My life was not empty; it was crowded with adventures calling on every ounce of intelligence and physical power. When I swung down from my chosen eyrie at dawn, I knew that I would see the sun set only through my personal craft and strength and speed. I came to read the meaning of every waving grass tuft, each masking bush, each towering boulder. On every hand lurked Death in a thousand forms. My vigilance could not be relaxed, even in sleep. When I closed my eyes at night it was with no assurance that I would open them at dawn. I was fully alive. That phrase has more meaning than appears on the surface. The average civilized man is never fully alive; he is burdened with masses of atrophied tissue and useless matter. Life flickers feebly in him; his senses are dull and torpid. In developing his intellect he has sacrificed far more than he realizes.
I realized that I, too, had been partly dead on my native planet. But now I was alive in every sense of the word; I tingled and burned and stung with life to the fingertips and the ends of my toes. Every sinew, vein, and springy bone was vibrant with the dynamic flood of singing, pulsing, humming life. My time was too much occupied with food-getting and preserving my skin to allow the developing of the morbid and intricate complexes and inhibitions which torment the civilized individual. To those highly complex persons who would complain that the psychology of such a life is over-simple, I can but reply that in my life at that time, violent and continual action and the necessity of action crowded out most of the gropings and soul-searchings common to those whose safety
and daily meals are assured them by the toil of others. My life was primitively simple; I dwelt altogether in the present. My life on Earth already seemed like a dream, dim and far away.

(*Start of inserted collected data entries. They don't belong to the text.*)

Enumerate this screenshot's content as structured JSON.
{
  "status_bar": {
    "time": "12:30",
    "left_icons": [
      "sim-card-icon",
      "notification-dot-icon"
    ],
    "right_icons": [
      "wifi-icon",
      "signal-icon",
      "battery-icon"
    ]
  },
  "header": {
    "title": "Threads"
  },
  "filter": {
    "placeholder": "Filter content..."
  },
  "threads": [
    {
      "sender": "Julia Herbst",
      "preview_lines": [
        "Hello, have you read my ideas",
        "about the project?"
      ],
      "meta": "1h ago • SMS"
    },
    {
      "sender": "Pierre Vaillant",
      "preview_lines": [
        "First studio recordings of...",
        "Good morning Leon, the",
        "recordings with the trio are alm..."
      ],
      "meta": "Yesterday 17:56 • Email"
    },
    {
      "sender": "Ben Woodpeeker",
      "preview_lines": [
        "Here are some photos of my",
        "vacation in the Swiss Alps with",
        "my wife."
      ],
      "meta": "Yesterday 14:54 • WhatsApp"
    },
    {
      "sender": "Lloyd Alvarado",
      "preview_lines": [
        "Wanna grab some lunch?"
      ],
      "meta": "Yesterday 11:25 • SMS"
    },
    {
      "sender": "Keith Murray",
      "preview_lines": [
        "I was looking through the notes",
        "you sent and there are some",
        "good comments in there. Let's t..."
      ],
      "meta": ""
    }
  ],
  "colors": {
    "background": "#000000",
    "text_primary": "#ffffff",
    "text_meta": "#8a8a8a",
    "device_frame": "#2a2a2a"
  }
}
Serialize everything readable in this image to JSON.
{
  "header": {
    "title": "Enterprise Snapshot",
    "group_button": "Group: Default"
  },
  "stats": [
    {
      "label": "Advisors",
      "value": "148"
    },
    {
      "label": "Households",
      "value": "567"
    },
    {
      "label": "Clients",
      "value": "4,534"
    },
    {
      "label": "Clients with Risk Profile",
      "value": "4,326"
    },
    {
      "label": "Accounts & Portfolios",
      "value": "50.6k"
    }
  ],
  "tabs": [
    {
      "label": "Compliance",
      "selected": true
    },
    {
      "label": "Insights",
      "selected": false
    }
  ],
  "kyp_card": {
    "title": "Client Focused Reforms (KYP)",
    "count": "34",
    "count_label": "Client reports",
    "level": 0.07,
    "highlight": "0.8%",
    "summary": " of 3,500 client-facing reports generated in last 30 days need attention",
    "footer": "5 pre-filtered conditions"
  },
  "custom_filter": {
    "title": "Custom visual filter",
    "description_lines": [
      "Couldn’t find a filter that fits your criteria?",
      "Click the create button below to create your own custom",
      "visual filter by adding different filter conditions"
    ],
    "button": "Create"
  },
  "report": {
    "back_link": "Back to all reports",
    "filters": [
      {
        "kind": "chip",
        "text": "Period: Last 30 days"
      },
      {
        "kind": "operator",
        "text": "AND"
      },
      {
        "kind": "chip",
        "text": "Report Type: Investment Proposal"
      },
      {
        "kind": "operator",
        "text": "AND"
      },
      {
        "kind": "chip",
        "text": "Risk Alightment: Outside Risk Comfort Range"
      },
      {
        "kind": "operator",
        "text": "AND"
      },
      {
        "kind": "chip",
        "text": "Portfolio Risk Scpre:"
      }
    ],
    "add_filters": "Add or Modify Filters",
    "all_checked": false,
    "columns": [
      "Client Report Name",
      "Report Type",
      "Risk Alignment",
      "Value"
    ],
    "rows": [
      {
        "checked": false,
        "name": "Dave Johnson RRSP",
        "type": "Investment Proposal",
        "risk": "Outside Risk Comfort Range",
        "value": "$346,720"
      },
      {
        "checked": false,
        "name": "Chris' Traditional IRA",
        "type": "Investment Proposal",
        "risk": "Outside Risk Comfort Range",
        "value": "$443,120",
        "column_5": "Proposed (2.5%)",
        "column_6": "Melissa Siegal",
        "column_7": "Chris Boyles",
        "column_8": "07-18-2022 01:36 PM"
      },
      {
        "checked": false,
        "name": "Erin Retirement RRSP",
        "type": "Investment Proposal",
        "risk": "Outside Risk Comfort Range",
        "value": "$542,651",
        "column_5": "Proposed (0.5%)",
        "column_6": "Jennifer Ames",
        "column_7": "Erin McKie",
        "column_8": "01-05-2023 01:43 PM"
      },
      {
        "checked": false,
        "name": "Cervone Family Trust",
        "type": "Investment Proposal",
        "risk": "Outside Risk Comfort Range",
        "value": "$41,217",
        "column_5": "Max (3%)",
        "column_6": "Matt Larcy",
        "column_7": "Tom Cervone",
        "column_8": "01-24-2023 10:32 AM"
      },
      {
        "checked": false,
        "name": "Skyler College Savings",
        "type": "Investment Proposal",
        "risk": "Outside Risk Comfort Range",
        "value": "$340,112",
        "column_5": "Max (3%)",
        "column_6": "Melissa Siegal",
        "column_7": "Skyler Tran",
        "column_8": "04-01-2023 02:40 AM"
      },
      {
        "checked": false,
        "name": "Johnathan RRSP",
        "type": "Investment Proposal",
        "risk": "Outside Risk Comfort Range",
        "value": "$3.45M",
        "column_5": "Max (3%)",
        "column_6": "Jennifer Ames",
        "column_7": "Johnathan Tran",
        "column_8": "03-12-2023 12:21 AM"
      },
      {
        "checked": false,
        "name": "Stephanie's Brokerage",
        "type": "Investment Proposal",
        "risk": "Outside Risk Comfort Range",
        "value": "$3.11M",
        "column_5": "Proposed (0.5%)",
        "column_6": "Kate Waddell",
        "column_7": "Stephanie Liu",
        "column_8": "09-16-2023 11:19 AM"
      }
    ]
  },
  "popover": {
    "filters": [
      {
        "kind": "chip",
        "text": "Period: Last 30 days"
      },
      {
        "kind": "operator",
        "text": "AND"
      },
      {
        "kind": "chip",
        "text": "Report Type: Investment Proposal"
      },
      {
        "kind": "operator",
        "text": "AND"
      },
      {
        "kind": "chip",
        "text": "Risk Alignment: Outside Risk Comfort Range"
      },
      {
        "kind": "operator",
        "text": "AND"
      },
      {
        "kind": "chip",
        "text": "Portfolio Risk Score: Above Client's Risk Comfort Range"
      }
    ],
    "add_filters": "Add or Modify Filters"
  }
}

All my life I had held down my instincts, had chained and enthralled my overabundant vitalities. Now I was free to hurl all my mental and physical powers into the untamed struggle for existence, and I knew such zest and freedom as I had never dreamed of.
In all my wanderings—and since leaving the valley I had covered an enormous distance—I had seen no sign of humanity, or anything remotely resembling humanity.
It was the day I glimpsed a vista of rolling grassland beyond the peaks, that I suddenly encountered a human being. The meeting was unexpected. As I strode along an upland plateau, thickly grown with bushes and littered with boulders, I came abruptly on a scene striking in its primordial significance.
Ahead of me the earth sloped down to form a shallow bowl, the floor of which was thickly grown with tall grass, indicating the presence of a spring. In the midst of this bowl a figure similar to the one I had encountered on my arrival on Almuric was waging an unequal battle with a sabertooth leopard. I stared in amazement, for I had not supposed that any human could stand before the great cat and live.
Always the glittering wheel of a sword shimmered between the monster and its prey, and blood on the spotted hide showed that the blade had been fleshed more than once. But it could not last; at any instant I expected to see the swordsman go down beneath the giant body.
Even with the thought, I was running fleetly down the shallow slope. I owed nothing to the unknown man, but his valiant battle stirred newly plumbed depths in my soul. I did not shout but rushed in silently and murderously, my poniard gleaming in my hand. Even as I reached them, the great cat sprang, the sword went spinning from the wielder’s hand, and he went down beneath the hurtling bulk. And almost simultaneously I disemboweled the sabertooth with one tremendous ripping stroke.